Coringa, no baralho, é uma carta que em alguns tipos de jogos, acaba mudando seu valor dependendo da combinação de cartas que o jogador possua em suas mãos, isso quer dizer que esta carta substitui todas as demais, porém escolher utilizá-la pode significar a sorte ou o azar, a vitória ou a derrota no jogo.
Em algumas atividades humanas como o futebol, por exemplo, é comum também utilizar-se do termo “coringa” para designar o jogador que possua uma capacidade de assumir várias funções estratégicas em campo, talvez por possuir habilidades diferenciadas dos demais ou, simplesmente, por adaptar-se facilmente às outras funções.
Da mesma forma, este termo tem sido utilizado nos ambientes empresariais, pois um “coringa corporativo” é aquele que aparentemente faz tudo, sabe tudo, se encaixa em tudo, mas eis a questão: acumular funções, desempenhar multitarefas ou ser multidisciplinar, afinal, este 'malabarismo corporativo' é bom ou ruim para um profissional nas empresas?
É preciso valorizar a versatilidade profissional
É importante, no atual cenário corporativo, saber valorizar o funcionário que adapta-se facilmente às situações, pois uma vez ou outra desempenhar outras tarefas ou funções que não sejam do seu escopo de trabalho mostra que este profissional possui “versatilidade profissional”, competência muito apreciada na era pela liderança na era da indústria 4.0.
Em algumas ocasiões, fatores como a imprevisibilidade nos ambientes de trabalhos podem ser determinantes para impulsionar a carreira destes profissionais versáteis que sabem como se aproveitar das oportunidades e desafios que surgem no ambiente profissional para tirar o máximo proveito da situação.
Um exemplo disso é uma situação de “downsizing organizacional”, muito comum hoje em dia em momentos de crise, onde são achatadas funções e processos na tentativa de potencializar atividades de uma empresa, visando geração de novas oportunidades.
Um profissional que possua versatilidade profissional poderá aproveitar-se das situações imprevisíveis geradas em momentos de crise para reinventar-se no ambiente de trabalho, adaptando-se rapidamente ao momento da readequação administrativa e procurando gerar soluções práticas para construir novas possibilidades, mas cabe aqui reforçar que situações de adaptação precisam ser momentâneas e não permanentes no ambiente de trabalho
É preciso tomar cuidado com o acúmulo de funções
Ser versátil não significa ter competência plena para exercer eficazmente outras atividades, significa adaptar-se rapidamente às situações ou exigências do mercado, gerando soluções que promovam a inovação, contudo, infelizmente nem todos os profissionais possuem esse tipo de versatilidade.

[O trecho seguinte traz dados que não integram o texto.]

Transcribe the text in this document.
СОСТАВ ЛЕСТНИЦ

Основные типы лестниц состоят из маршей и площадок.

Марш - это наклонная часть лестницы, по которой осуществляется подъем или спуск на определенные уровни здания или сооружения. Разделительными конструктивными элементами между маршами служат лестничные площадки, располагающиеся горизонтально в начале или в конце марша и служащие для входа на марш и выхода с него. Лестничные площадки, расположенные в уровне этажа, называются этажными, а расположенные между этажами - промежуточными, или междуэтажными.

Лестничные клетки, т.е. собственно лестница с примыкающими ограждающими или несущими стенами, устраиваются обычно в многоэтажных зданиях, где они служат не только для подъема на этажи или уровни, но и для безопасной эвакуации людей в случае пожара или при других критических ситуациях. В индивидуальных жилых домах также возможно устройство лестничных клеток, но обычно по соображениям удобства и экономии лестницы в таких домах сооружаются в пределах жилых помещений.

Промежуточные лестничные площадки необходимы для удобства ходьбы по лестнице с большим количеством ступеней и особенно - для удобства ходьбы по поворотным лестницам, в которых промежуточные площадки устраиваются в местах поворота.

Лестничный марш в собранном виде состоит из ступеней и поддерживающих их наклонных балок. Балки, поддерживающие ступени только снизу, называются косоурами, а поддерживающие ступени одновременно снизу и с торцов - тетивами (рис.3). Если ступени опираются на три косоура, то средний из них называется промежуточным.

Em épocas de demissão, principalmente pelo advento da indústria 4.0, onde a tecnologia está substituindo a atividade humana em alguns setores, aqueles que se mantém empregados podem acabar assumindo, algumas vezes, responsabilidades que não são inerentes do seu cargo, transformando-se em verdadeiros “coringas corporativos”.
Esta prática de negligenciar ou até permitir que funcionários exerçam outras atividades que não estejam atreladas ao seu escopo contratual de trabalho pode causar o estresse e, consequentemente, a diminuição da qualidade de vida no trabalho, devido à sobrecarga dos serviços que normalmente vem acompanhadas de prazos cada vez mais curtos e de metas cada vez mais ousadas, caracterizando o “acúmulo de funções”.
A falsa versatilidade profissional
O “coringa corporativo”, portanto, é um “falso versátil”, ele acumula tarefas e funções que não estão no seu escopo de trabalho, vive no seu dia a dia um verdadeiro “malabarismo corporativo” em seu ambiente profissional para conseguir manter-se empregado e isso não tem nada a ver com “versatilidade profissional”.
Enfim, o “coringa corporativo” jamais deveria existir, pois a ficção pode transformar-se em realidade no ambiente corporativo, ou seja, permitir que um profissional exerça várias atividades que caracterizam de forma negativa uma evidente situação de acúmulo de funções é jogar com o azar e perder o jogo, pois pode acarretar à empresa ações trabalhistas.
Contudo, empresas que souberem identificar, conduzir e valorizar a versatilidade profissional no ambiente de trabalho estarão jogando com a carta da sorte e do sucesso, pois profissionais versáteis possuem uma alta capacidade de tolerar o estresse e sabem como administrar situações que exijam resiliência em momentos de crise.
Conclusão
O “coringa corporativo” acaba acumulando funções porque, basicamente, tem medo de perder seu emprego, o que caracteriza acomodação e não adaptação. Já o “profissional versátil” vence seu medo estando aberto para novos desafios e oportunidades, pois ser versátil não significa apenas melhorar o que se faz, mas sim ser capaz de fazer algo que nunca se fez antes, isso conduz à inovação.